Wydarzenia

Kierujący ciągnikiem spowodował kolizję. Miał ponad 3 promile

Data publikacji 03.07.2025

Do 3 lat pozbawienia wolności, sądowy zakaz oraz wysoka grzywna grozi 59-latkowi, który kierował ciągnikiem rolniczym z podpiętym kultywatorem, mając ponad 3 promile alkoholu w organizmie. Mężczyzna jechał środkiem jezdni, spowodował kolizję z audi i odjechał z miejsca zdarzenia. Gdy traktorzysta zatrzymał się przy jednej z posesji, kierujący audi podszedł do niego i w trakcie rozmowy wyczuł alkohol. Wyciągnął kluczyki ze stacyjki i do czasu przyjazdu patrolu policji, nie pozwolił mu oddalić się z miejsca.

W sobotę po godz. 14, dyżurny jarosławskiej jednostki otrzymał zgłoszenie o zdarzeniu drogowym w Cieszacinie Wielkim.

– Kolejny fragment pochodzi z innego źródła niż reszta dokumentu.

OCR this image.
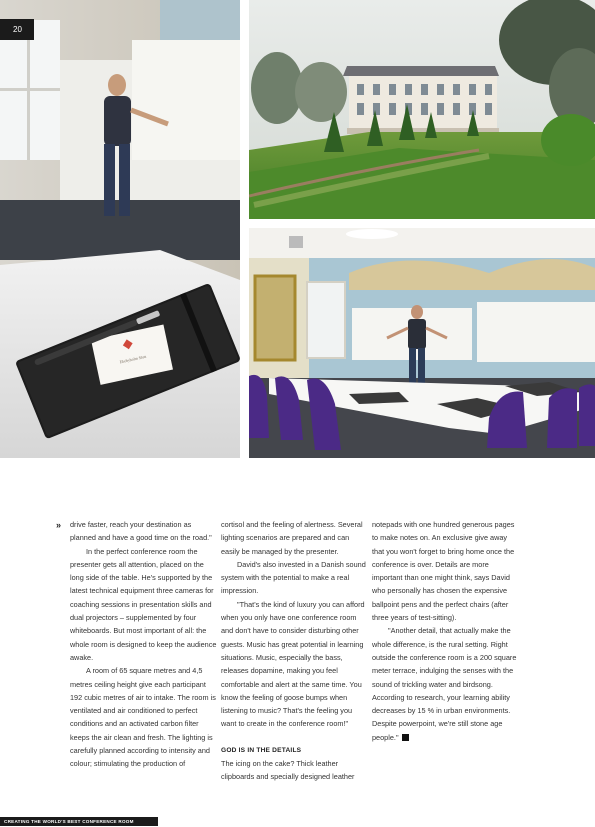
Ekebyholm Slott
20
» drive faster, reach your destination as planned and have a good time on the road."

In the perfect conference room the presenter gets all attention, placed on the long side of the table. He's supported by the latest technical equipment three cameras for coaching sessions in presentation skills and dual projectors – supplemented by four whiteboards. But most important of all: the whole room is designed to keep the audience awake.

A room of 65 square metres and 4,5 metres ceiling height give each participant 192 cubic metres of air to intake. The room is ventilated and air conditioned to perfect conditions and an activated carbon filter keeps the air clean and fresh. The lighting is carefully planned according to intensity and colour; stimulating the production of

cortisol and the feeling of alertness. Several lighting scenarios are prepared and can easily be managed by the presenter.

David's also invested in a Danish sound system with the potential to make a real impression.

"That's the kind of luxury you can afford when you only have one conference room and don't have to consider disturbing other guests. Music has great potential in learning situations. Music, especially the bass, releases dopamine, making you feel comfortable and alert at the same time. You know the feeling of goose bumps when listening to music? That's the feeling you want to create in the conference room!"

GOD IS IN THE DETAILS

The icing on the cake? Thick leather clipboards and specially designed leather

notepads with one hundred generous pages to make notes on. An exclusive give away that you won't forget to bring home once the conference is over. Details are more important than one might think, says David who personally has chosen the expensive ballpoint pens and the perfect chairs (after three years of test-sitting).

"Another detail, that actually make the whole difference, is the rural setting. Right outside the conference room is a 200 square meter terrace, indulging the senses with the sound of trickling water and birdsong. According to research, your learning ability decreases by 15 % in urban environments. Despite powerpoint, we're still stone age people."

CREATING THE WORLD'S BEST CONFERENCE ROOM
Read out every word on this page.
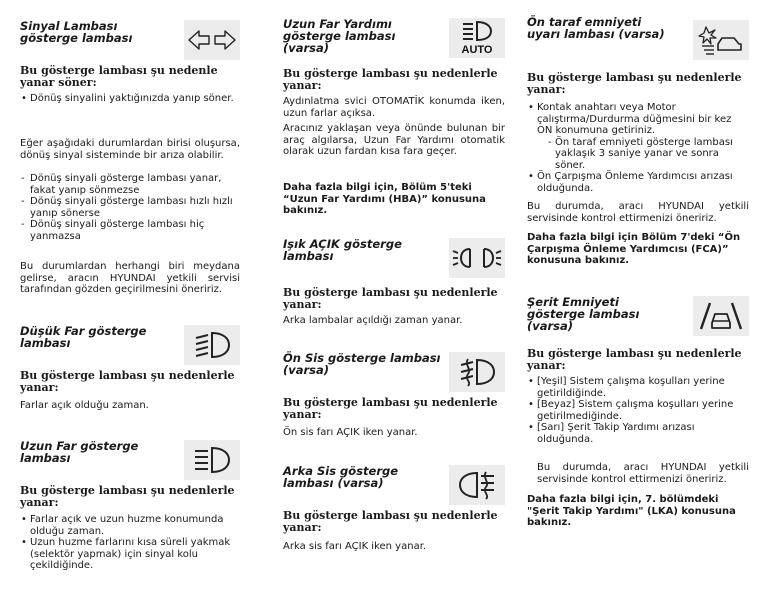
Sinyal Lambası gösterge lambası
Bu gösterge lambası şu nedenle yanar söner:
• Dönüş sinyalini yaktığınızda yanıp söner.
Eğer aşağıdaki durumlardan birisi oluşursa, dönüş sinyal sisteminde bir arıza olabilir.
- Dönüş sinyali gösterge lambası yanar, fakat yanıp sönmezse
- Dönüş sinyali gösterge lambası hızlı hızlı yanıp sönerse
- Dönüş sinyali gösterge lambası hiç yanmazsa
Bu durumlardan herhangi biri meydana gelirse, aracın HYUNDAI yetkili servisi tarafından gözden geçirilmesini öneririz.
Düşük Far gösterge lambası
Bu gösterge lambası şu nedenlerle yanar:
Farlar açık olduğu zaman.
Uzun Far gösterge lambası
Bu gösterge lambası şu nedenlerle yanar:
• Farlar açık ve uzun huzme konumunda olduğu zaman.
• Uzun huzme farlarını kısa süreli yakmak (selektör yapmak) için sinyal kolu çekildiğinde.
Uzun Far Yardımı gösterge lambası (varsa)	AUTO
Bu gösterge lambası şu nedenlerle yanar:
Aydınlatma svici OTOMATİK konumda iken, uzun farlar açıksa.
Aracınız yaklaşan veya önünde bulunan bir araç algılarsa, Uzun Far Yardımı otomatik olarak uzun fardan kısa fara geçer.
Daha fazla bilgi için, Bölüm 5'teki “Uzun Far Yardımı (HBA)” konusuna bakınız.
Işık AÇIK gösterge lambası
Bu gösterge lambası şu nedenlerle yanar:
Arka lambalar açıldığı zaman yanar.
Ön Sis gösterge lambası (varsa)
Bu gösterge lambası şu nedenlerle yanar:
Ön sis farı AÇIK iken yanar.
Arka Sis gösterge lambası (varsa)
Bu gösterge lambası şu nedenlerle yanar:
Arka sis farı AÇIK iken yanar.
Ön taraf emniyeti uyarı lambası (varsa)
Bu gösterge lambası şu nedenlerle yanar:
• Kontak anahtarı veya Motor çalıştırma/Durdurma düğmesini bir kez ON konumuna getiriniz.
- Ön taraf emniyeti gösterge lambası yaklaşık 3 saniye yanar ve sonra söner.
• Ön Çarpışma Önleme Yardımcısı arızası olduğunda.
Bu durumda, aracı HYUNDAI yetkili servisinde kontrol ettirmenizi öneririz.
Daha fazla bilgi için Bölüm 7'deki “Ön Çarpışma Önleme Yardımcısı (FCA)” konusuna bakınız.
Şerit Emniyeti gösterge lambası (varsa)
Bu gösterge lambası şu nedenlerle yanar:
• [Yeşil] Sistem çalışma koşulları yerine getirildiğinde.
• [Beyaz] Sistem çalışma koşulları yerine getirilmediğinde.
• [Sarı] Şerit Takip Yardımı arızası olduğunda.
Bu durumda, aracı HYUNDAI yetkili servisinde kontrol ettirmenizi öneririz.
Daha fazla bilgi için, 7. bölümdeki "Şerit Takip Yardımı" (LKA) konusuna bakınız.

Skierowani na miejsce policjanci wstępnie ustalili, że 59-letni mieszkaniec gminy Pawłosiów kierując ciągnikiem rolniczym z podpiętym kultywatorem, jechał środkiem jezdni. Wykonując manewr wymijania z audi doprowadził do uszkodzenia pojazdu i odjechał z miejsca zdarzenia. Gdy traktorzysta zatrzymał się przy jednej z posesji, kierujący audi podszedł do niego, aby wyjaśnić zaistniałą sytuację. W trakcie rozmowy z kierowcą ursusa, wyczuł od niego alkohol, wyciągnął kluczyki ze stacyjki i niezwłocznie powiadomił policję. Do czasu przyjazdu patrolu mundurowych, nie pozwolił mu oddalić się z miejsca zdarzenia. 

Badanie alkomatem przeprowadzone przez funkcjonariuszy wykazało, że kierujący ursusem miał 3,06 promila alkoholu w organizmie.

Po sprawdzeniach w policyjnych systemach okazało się, że ciągnik którym kierował 59-latek nie posiadał obowiązkowej polisy OC.

Mężczyzna trafił do policyjnej izby zatrzymań.

Mieszkaniec gminy Pawłosiów usłyszał już zarzuty w tej sprawie. Odpowie za kierowanie pojazdem mechanicznym w stanie nietrzeźwości za co grozi kara do 3 lat pozbawienia wolności, sądowy zakaz prowadzenia pojazdów i wysoka kara grzywny. Nie uniknie też odpowiedzialności za jazdę bez obowiązkowego ubezpieczenia OC oraz za spowodowanie kolizji drogowej.